If you’re a technolgy user, you might have noticed that everything is AI these days. I got an email from Microsoft today that shows the new name of one of their partner programs: Microsoft AI Cloud… The financial press is calling this the “shot in the arm” the IT industry needed. Some analysts are crediting AI for averting a recession. But what’s real and what isn’t?
Current AI Models Are Based on Probability
I asked ChatGPT (chat.openai.com) the following: “Is this statement true: current AI models are based on probability?” Here’s the response (after I asked ChatGPT to reduce it to 3 sentences):
Yes, the statement “Current AI models are based on probability” is true. Many contemporary AI models, including language models like GPT-3.5, rely on probabilistic methods to estimate the likelihood of different outcomes and generate contextually relevant responses. These models use large-scale datasets to infer probabilities and produce human-like text.

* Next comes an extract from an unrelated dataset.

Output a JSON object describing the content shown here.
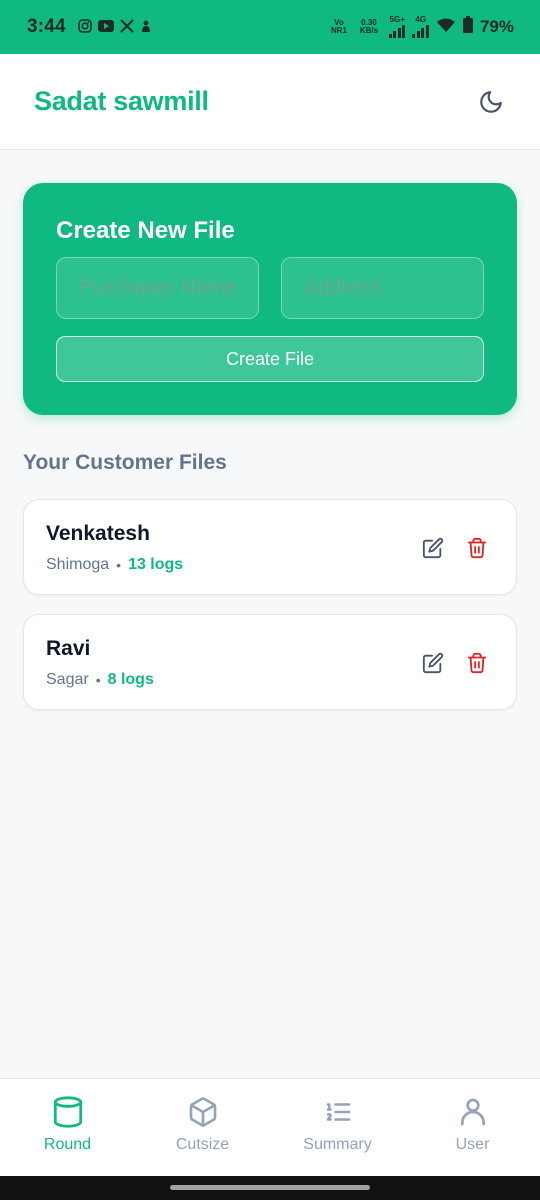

Actually, I could have written those sentences, but the entire interaction with ChatGPT took about 10 seconds. The sentences are basically well-structured (at least they would pass Mrs. Crawford’s red pencil basically unscathed). The longer, four paragraph version included some repetition.
So at least I would say that the current AI models are useful for generating text describing relatively widely known information.
Limited by their Training
The last paragraph of the “long version” read as follows
However, it’s essential to note that the field of AI is continually evolving, and new techniques and models might have emerged since my last update. Therefore, it’s always a good idea to verify the latest information from more up-to-date sources.
ChatGPT wasn’t always so forthcoming. It’s training ended in September 2021; that just means that it was fed data until that date. It can’t possibly (in this version) know about anything that happend after that date.
To show you the difference, take a look at this conversation about the maximum contribution to a retirement plan from February of 2023:
And from today
You can see the evolution, or as one author put it, the ChatGPT “lobotomy.” In the first example, ChatGPT asserts (for example) that the 2023 IRA limit is $6000. The problem is that Congress raised the IRA limit to $6500 and the 401(k) limit to $22,500.
The Current State For Business
A spate of AI applications is coming online. These include AI apps to generate photos and video from prompts. Asking DALL-E to generate a picture of someone fly fishing in a river gives the following:
Blow those up a little and have a look, particularly at the face of the 2nd fisherman. Or is it a woman? Android? Hard to tell, really.
Other applications listen to Zoom, Teams, etc., meetings and provide summaries. I haven’t tried them yet; I wonder if they work better than Siri? Those will be useful if the accuracy is good enough.
You can build Power BI scripts with ChatGPT, have it write Excel macros, use Git Copilot to help you write programming code, and a host of other items. But (as I’ll demonstrate in later posts) you need to know at least enough to give the answer a proofing. Otherwise, you may accept something that just doesn’t work quite right.
People Make Mistakes Too
This is one item that most writers that are pro-AI, but just a bit skeptical finally get around to. If I ask my doctor to look at a rash, what are the chances that I get a correct diagnosis? Suppose he glances at it and says, “That’s poison ivy.” What are the chances he is wrong? Let’s suppose he gives me some steroid cream and an antibiotic just for good measure. If the rash goes away, was he right?
Or what if you ask your attorney a question and get the wrong answer? Lawsuits against professionals (attorneys, doctors, CPAs, etc.) are filed every day.
AI may not always be right, but at some point it will likely be good enough. You will be able to give an AI a copy of your financial statement and ask, “What could we do to increase sales?” The AI will have the ability to reply.
But how will you validate the answer? That’s the real question for business.